Malgré les difficultés connues pour trouver les fonds nécessaires, nous mettons tout en œuvre pour organiser chaque année un événement que nous considérons comme important pour les thèmes abordés lors des conférences, avec des intervenants d'excellent niveau. C'est l'occasion idéale de faire connaître en profondeur cette situation particulière, en invitant à plusieurs reprises à briser les barrières et en favorisant une prise de conscience sociale. C'est précisément pour cette raison qu'une troisième édition est souhaitable.
Comment ces initiatives sont-elles accueillies ?
Souvent, ce sont les personnes autistes elles-mêmes, capables de choisir et de prendre des décisions, qui nous sollicitent par courrier. Nos initiatives semblent susciter un vif intérêt auprès de l'ensemble de la communauté autiste, notamment grâce à l'implication des familles et de la société sensibilisée à ce sujet. Je crois que les médias et les institutions devraient toujours apporter leur contribution par une diffusion structurée, notamment au bénéfice de ceux qui ne disposent pas des outils nécessaires pour se représenter.
Pouvez-vous compter sur le soutien de l’administration publique ?
« Lors des éditions précédentes, nous n’avons reçu que des sponsors gratuits des administrations publiques, sans aucune autre forme d’aide : mais nous n’abandonnerons pas ».
Vous êtes la mère d'un fils handicapé. Comment avez-vous surmonté ces difficultés évidentes ?
« On affronte les difficultés lorsqu'elles surviennent, en mobilisant toutes les ressources nécessaires au moment opportun. Cela ne signifie pas que ce soit facile, bien au contraire : c'est pourquoi le soutien de ceux qui suivent le même chemin est fondamental. »
Quel message souhaitez-vous transmettre aux familles dans la même situation que vous ?
Mon message est toujours le même : nos vies sont complexes, souvent compliquées par des moments très durs qui nous obligent à vivre un quotidien exigeant, parfois frustrant.

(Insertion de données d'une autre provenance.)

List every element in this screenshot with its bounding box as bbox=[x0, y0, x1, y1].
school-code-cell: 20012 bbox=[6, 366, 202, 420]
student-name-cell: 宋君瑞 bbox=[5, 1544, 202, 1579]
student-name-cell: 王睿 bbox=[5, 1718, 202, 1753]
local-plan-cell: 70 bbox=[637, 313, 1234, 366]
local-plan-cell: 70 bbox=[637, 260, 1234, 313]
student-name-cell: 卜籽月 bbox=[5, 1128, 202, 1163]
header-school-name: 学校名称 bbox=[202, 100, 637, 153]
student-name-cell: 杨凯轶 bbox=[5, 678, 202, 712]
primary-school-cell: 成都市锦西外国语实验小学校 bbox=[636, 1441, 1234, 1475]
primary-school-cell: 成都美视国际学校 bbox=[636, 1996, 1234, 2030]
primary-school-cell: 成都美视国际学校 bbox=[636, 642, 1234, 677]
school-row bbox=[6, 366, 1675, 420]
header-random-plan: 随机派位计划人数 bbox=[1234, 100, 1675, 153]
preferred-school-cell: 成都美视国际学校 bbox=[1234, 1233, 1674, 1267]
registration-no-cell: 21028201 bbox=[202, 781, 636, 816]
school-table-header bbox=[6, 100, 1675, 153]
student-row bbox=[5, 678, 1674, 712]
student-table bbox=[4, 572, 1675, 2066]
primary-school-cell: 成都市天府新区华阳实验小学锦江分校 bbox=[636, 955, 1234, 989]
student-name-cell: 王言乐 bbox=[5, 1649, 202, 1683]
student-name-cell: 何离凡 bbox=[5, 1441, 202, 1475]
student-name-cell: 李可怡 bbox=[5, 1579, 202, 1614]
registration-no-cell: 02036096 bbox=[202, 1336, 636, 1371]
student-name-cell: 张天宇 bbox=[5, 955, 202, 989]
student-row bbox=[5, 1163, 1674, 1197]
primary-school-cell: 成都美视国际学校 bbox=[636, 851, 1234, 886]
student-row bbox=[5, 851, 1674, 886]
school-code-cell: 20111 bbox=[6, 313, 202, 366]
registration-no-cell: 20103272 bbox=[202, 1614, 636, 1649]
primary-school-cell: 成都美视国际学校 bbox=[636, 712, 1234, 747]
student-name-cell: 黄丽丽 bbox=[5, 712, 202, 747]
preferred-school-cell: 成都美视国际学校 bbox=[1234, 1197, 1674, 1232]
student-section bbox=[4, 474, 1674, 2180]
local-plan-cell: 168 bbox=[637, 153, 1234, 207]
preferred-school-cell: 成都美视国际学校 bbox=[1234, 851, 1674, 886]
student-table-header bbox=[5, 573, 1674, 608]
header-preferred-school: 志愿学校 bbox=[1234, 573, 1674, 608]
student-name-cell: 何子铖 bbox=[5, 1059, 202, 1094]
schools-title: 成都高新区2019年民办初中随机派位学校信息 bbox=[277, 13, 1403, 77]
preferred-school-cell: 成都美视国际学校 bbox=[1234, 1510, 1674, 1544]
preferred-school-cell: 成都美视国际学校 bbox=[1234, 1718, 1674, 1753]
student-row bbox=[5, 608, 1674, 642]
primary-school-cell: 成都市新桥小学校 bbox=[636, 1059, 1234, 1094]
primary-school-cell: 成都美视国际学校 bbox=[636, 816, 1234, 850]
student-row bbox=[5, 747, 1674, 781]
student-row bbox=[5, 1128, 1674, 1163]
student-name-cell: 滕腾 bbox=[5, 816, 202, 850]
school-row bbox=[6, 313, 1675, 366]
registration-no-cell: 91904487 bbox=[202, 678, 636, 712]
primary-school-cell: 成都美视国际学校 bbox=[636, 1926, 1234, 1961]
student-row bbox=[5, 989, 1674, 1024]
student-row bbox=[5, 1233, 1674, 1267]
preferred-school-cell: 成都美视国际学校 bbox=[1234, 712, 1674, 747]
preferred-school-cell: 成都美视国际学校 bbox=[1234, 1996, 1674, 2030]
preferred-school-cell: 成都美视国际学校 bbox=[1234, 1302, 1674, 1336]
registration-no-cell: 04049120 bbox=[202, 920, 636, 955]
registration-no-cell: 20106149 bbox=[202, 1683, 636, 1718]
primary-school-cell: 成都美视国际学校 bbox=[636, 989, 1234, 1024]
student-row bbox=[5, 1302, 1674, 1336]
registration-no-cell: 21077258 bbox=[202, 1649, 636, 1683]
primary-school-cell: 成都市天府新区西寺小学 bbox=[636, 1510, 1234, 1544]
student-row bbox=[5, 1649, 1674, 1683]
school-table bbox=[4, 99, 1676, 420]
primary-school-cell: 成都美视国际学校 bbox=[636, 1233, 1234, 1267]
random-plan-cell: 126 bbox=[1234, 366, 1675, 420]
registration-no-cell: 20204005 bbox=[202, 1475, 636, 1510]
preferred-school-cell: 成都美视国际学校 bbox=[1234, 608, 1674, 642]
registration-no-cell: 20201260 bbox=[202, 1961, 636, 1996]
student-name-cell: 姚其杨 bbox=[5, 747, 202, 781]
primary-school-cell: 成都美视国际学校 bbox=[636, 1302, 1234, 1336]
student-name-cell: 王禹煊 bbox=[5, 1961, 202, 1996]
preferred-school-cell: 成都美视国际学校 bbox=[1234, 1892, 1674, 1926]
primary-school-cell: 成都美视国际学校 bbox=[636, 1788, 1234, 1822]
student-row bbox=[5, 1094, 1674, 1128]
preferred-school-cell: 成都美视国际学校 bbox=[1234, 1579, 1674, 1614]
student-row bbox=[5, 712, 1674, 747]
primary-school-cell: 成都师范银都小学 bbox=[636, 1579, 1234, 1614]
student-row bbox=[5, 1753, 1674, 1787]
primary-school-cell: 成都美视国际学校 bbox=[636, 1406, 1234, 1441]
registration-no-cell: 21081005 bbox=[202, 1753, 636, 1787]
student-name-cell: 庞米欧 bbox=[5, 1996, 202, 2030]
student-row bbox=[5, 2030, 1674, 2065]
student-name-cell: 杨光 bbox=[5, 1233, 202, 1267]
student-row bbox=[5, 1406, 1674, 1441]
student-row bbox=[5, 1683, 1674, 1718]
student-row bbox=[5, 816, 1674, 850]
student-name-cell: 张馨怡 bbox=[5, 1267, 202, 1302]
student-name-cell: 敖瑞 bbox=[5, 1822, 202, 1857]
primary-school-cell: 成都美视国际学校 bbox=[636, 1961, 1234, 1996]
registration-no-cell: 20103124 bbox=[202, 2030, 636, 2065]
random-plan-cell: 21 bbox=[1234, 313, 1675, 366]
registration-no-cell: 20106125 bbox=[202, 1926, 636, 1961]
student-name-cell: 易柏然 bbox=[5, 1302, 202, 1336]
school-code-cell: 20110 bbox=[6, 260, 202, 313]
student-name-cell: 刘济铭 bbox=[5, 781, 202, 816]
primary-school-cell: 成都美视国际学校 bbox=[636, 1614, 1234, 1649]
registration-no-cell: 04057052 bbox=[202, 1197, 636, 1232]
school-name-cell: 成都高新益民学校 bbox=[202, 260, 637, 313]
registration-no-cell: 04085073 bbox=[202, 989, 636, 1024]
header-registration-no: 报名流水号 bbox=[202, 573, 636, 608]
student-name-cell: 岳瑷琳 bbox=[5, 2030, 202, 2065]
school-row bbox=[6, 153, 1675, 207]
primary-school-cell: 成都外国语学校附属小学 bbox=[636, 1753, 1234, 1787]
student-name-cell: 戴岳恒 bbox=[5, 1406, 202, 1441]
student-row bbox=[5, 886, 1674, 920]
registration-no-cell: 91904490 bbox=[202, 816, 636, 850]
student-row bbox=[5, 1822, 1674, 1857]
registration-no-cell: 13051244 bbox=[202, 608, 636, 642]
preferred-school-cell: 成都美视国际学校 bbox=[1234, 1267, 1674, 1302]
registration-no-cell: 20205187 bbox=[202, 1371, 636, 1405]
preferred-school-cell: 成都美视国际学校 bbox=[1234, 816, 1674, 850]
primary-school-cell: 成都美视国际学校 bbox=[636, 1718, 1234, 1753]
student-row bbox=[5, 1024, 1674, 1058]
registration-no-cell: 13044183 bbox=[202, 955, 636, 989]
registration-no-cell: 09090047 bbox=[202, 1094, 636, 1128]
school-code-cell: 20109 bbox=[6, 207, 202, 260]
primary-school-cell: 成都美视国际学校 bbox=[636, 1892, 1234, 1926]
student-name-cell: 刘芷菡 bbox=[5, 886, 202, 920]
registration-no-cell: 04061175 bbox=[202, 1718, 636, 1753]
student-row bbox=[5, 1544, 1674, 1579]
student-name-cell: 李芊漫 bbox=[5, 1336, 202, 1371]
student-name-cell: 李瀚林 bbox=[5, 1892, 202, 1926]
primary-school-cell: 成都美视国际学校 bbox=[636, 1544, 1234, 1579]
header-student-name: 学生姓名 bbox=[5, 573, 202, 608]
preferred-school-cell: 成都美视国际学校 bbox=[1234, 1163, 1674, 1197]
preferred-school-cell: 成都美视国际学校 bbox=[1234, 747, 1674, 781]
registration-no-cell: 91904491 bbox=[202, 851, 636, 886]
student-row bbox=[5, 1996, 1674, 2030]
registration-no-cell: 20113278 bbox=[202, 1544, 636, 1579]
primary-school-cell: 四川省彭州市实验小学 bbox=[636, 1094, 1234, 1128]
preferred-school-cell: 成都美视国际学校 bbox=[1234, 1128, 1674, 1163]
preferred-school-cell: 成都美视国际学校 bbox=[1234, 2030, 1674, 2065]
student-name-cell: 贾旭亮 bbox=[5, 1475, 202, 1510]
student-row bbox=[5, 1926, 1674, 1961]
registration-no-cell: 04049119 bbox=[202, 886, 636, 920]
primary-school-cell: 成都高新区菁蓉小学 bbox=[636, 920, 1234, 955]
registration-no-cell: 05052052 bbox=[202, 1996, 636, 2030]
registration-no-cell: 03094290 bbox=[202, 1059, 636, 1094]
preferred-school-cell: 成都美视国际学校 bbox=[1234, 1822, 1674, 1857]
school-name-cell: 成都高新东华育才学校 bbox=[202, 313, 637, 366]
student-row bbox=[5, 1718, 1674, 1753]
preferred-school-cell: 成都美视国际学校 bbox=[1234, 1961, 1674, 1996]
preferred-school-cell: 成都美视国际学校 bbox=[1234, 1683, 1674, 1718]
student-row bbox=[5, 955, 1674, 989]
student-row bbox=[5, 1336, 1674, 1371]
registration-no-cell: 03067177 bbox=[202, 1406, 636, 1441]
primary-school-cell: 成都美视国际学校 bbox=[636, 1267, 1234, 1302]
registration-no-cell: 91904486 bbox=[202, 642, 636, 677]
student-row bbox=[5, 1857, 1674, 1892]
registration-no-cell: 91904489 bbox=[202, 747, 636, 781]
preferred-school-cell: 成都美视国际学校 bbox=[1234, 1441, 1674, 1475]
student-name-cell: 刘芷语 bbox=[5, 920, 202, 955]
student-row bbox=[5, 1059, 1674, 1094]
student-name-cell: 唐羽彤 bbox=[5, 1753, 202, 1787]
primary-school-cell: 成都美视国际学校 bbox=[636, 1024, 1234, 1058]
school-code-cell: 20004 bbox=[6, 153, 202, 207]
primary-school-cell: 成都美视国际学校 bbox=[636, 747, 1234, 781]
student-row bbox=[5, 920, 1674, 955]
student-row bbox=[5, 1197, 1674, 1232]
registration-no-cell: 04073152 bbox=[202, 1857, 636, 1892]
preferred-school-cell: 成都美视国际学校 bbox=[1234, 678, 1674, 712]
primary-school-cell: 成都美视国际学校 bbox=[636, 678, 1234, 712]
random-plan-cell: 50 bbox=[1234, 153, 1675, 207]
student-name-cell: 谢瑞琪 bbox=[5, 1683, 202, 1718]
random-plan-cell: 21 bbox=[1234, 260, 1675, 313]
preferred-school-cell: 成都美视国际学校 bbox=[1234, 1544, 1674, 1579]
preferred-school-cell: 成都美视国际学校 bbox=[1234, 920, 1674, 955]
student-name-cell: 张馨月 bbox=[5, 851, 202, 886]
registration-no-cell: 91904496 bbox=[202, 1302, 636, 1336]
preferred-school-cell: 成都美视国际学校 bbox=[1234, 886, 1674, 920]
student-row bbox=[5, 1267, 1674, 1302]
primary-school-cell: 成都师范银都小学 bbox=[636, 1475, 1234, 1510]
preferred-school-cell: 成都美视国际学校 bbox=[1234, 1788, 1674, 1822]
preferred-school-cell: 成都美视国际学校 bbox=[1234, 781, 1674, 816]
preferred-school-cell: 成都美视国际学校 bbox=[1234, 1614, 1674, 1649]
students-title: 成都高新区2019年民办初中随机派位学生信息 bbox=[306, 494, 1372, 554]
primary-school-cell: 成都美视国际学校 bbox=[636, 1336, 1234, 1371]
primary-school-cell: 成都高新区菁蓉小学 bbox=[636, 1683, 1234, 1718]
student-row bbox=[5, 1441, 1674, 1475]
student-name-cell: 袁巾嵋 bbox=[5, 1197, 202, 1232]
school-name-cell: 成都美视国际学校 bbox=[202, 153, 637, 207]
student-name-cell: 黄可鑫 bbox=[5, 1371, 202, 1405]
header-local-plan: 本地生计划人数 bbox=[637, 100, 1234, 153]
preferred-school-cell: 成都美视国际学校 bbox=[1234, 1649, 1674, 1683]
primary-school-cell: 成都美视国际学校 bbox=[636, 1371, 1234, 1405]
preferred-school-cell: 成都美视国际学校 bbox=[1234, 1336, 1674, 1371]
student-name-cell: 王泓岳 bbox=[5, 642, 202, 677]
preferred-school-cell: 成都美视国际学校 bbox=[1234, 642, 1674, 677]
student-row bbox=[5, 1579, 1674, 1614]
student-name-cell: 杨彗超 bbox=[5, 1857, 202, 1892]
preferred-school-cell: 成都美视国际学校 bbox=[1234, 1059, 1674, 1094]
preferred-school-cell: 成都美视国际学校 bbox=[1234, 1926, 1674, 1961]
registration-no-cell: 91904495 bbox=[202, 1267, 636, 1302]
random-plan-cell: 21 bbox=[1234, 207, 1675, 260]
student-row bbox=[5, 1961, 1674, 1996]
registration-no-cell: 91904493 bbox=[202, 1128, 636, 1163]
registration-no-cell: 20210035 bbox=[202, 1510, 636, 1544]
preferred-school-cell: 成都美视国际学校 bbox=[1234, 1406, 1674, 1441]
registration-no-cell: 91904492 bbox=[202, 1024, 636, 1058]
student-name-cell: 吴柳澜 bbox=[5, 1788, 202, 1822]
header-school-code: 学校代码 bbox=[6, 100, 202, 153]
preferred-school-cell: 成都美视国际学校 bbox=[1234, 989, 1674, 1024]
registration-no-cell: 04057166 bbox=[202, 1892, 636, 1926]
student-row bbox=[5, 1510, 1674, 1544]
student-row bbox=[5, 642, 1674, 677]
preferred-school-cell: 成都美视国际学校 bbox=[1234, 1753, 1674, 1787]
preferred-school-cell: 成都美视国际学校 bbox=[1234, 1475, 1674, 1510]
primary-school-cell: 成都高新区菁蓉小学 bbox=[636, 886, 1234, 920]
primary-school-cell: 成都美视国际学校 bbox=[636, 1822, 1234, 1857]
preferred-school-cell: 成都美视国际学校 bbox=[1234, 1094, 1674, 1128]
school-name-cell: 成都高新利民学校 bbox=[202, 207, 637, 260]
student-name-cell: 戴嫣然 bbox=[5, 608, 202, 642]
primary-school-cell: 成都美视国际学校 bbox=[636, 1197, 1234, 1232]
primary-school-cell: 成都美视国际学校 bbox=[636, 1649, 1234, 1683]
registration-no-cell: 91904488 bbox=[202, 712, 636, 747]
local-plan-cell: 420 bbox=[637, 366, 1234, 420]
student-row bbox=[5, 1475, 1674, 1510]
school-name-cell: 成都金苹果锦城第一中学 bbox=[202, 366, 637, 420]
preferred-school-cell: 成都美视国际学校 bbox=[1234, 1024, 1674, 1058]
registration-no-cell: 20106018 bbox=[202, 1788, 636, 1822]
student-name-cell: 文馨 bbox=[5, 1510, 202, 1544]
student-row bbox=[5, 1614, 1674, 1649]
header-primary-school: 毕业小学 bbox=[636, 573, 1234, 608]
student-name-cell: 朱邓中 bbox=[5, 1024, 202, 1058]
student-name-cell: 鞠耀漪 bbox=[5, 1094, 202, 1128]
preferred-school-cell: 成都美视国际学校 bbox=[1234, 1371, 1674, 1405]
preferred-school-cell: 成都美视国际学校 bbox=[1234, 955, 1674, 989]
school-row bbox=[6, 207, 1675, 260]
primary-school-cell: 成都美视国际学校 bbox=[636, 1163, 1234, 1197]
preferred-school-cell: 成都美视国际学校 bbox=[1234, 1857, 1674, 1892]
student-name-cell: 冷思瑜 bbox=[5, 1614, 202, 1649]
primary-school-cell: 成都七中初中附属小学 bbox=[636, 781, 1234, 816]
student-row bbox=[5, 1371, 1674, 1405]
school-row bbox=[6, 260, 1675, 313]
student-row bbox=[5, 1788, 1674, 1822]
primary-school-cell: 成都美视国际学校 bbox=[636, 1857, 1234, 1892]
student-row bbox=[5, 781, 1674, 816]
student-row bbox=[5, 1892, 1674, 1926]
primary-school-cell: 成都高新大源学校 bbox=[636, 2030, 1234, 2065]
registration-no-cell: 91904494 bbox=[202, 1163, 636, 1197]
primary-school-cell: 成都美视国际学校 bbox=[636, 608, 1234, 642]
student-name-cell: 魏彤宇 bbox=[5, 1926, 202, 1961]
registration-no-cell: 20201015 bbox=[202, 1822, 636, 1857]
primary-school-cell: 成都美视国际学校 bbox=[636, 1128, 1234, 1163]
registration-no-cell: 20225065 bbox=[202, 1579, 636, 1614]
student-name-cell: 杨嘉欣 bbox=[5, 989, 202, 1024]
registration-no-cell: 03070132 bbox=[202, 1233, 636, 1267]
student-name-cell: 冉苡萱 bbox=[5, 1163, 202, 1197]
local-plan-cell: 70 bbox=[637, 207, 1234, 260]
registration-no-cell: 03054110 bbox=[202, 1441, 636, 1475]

Et pourtant, nous avançons, car l'important est d'éviter de tomber dans le piège de l'isolement et de la solitude. Le dernier vers de « Dis-moi la mer que tu as en toi » dit : cette vie est difficile, mais elle est mienne et je l'aime !
La science promet-elle des solutions valables ?
Dans ce brouhaha qui entoure le monde de l'autisme, entre aspects médicaux, scientifiques, éthiques, sociaux et philosophiques, il serait très compliqué d'exprimer des jugements définitifs. Il s'agit d'un trouble autistique et non d'une maladie ; d'autre part, il est associé à diverses comorbidités qui font l'objet de recherches et de traitements scientifiques. Honnêtement, je ne sais pas par où commencer ni à quoi m'attendre de la science. Il est difficile de guérir une maladie avec un médicament… En revanche, certains effets secondaires peuvent être traités, même si c'est souvent dans des centres privés très coûteux.
Nous vivons dans un monde où l'inclusion se limite aux mots. Avez-vous déjà éprouvé des sentiments de rejet envers votre enfant ?
« Inclusif ? Je n'aime pas ce mot, car il a ce côté concessionnel du monde « normal » envers le handicap que je n'apprécie pas du tout. Les droits devraient être les mêmes pour tous, et jamais par concession, presque comme s'il s'agissait d'un acte de magnanimité. C'est peut-être pour cela que nos événements sont au contraire inclusifs, puisque les personnes neurotypiques sont les bienvenues. En plus de 20 ans, les refus, les attaques, la distanciation n'ont pas manqué, et pourtant nous avons toujours lutté pour vaincre les préjugés et l'ignorance. »
Que reste-t-il à faire et dans quelle mesure ?
Une infinité de choses, dans des directions infinies. Dans les domaines social, culturel, éducatif, administratif, législatif, économique, scolaire et professionnel. Nous sortons peut-être lentement du Moyen Âge de l'autisme, pour nous diriger vers un premier néo-humanisme : cela apparaît de plus en plus évident malgré le long chemin à parcourir. Il est donc important de poursuivre cet engagement et de ne jamais baisser la garde. Je n'appartiens pas à la catégorie des parents en guerre contre quelque chose ou quelqu'un ; je sais plutôt que je suis une personne déterminée qui n'évite pas le combat pour atteindre un objectif juste.